Lying in the grass, under the willow tree in the park across the street, with my friend and new roommate, but not with her, just lying there, looking up at the branches and leaves and sky and they way they intersected and how the wind moved them, and how birds cut across them and there was a butterfly too. The ground underneath me was at first a slab that felt hard and angry, but I softened into it, or it softened for me and as the time passed, I felt the nuances, my head was cradled by a dip in the earth that was so slight, but it fit the back of my cranium perfectly, as if it was made for me. My hips relaxed, I put my arms at my side and let my ankles roll out. Corpse pose in yoga, they call it. I laid there and just felt it all.
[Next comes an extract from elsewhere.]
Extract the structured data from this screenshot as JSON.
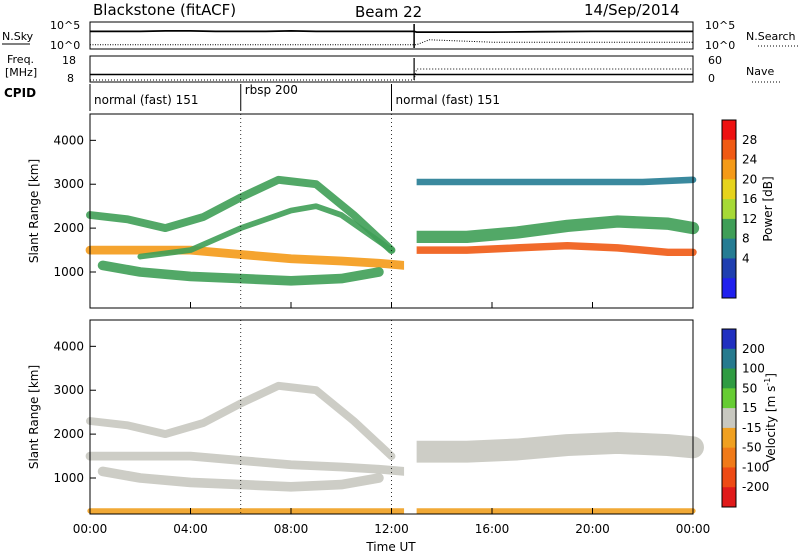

The sounds came in bursts, shouts from the kickball games nearby, people walking the paths, birds chirping, sirens wailing, mixed with the distant hum of constant traffic and the snore of airplanes. Eventually I let them wash over me until all I heard were the birds.
When I got up, my back felt moist, as if the ground and my body had been sweating against each other, and it felt good. I peeled leaves off of my legs and looked back at the grass I had trampled, seeing my figure like a pencil drawing you do as a kid, a traced outline of my body in the ground. Tomorrow it will be gone, the grass recovered, the earth hard again.
As if that wasn't enough, we decided to wander through two patches of prairie grasses and "natural" parts of the park, which have narrow paths worn into them. We pointed out flowers, felt the leaves of plants (one plant felt like velvet on the underside only), and watched bees float around. We guessed at plants and compared growth charts (some sunflowers already had heavy heads hung low, while others had giant leafy stalks with tiny concentric rows of the sunflower's hair huddled in the middle).
I would maybe not do these things on my own, but it is nice to know that I can be easily compelled into such behavior.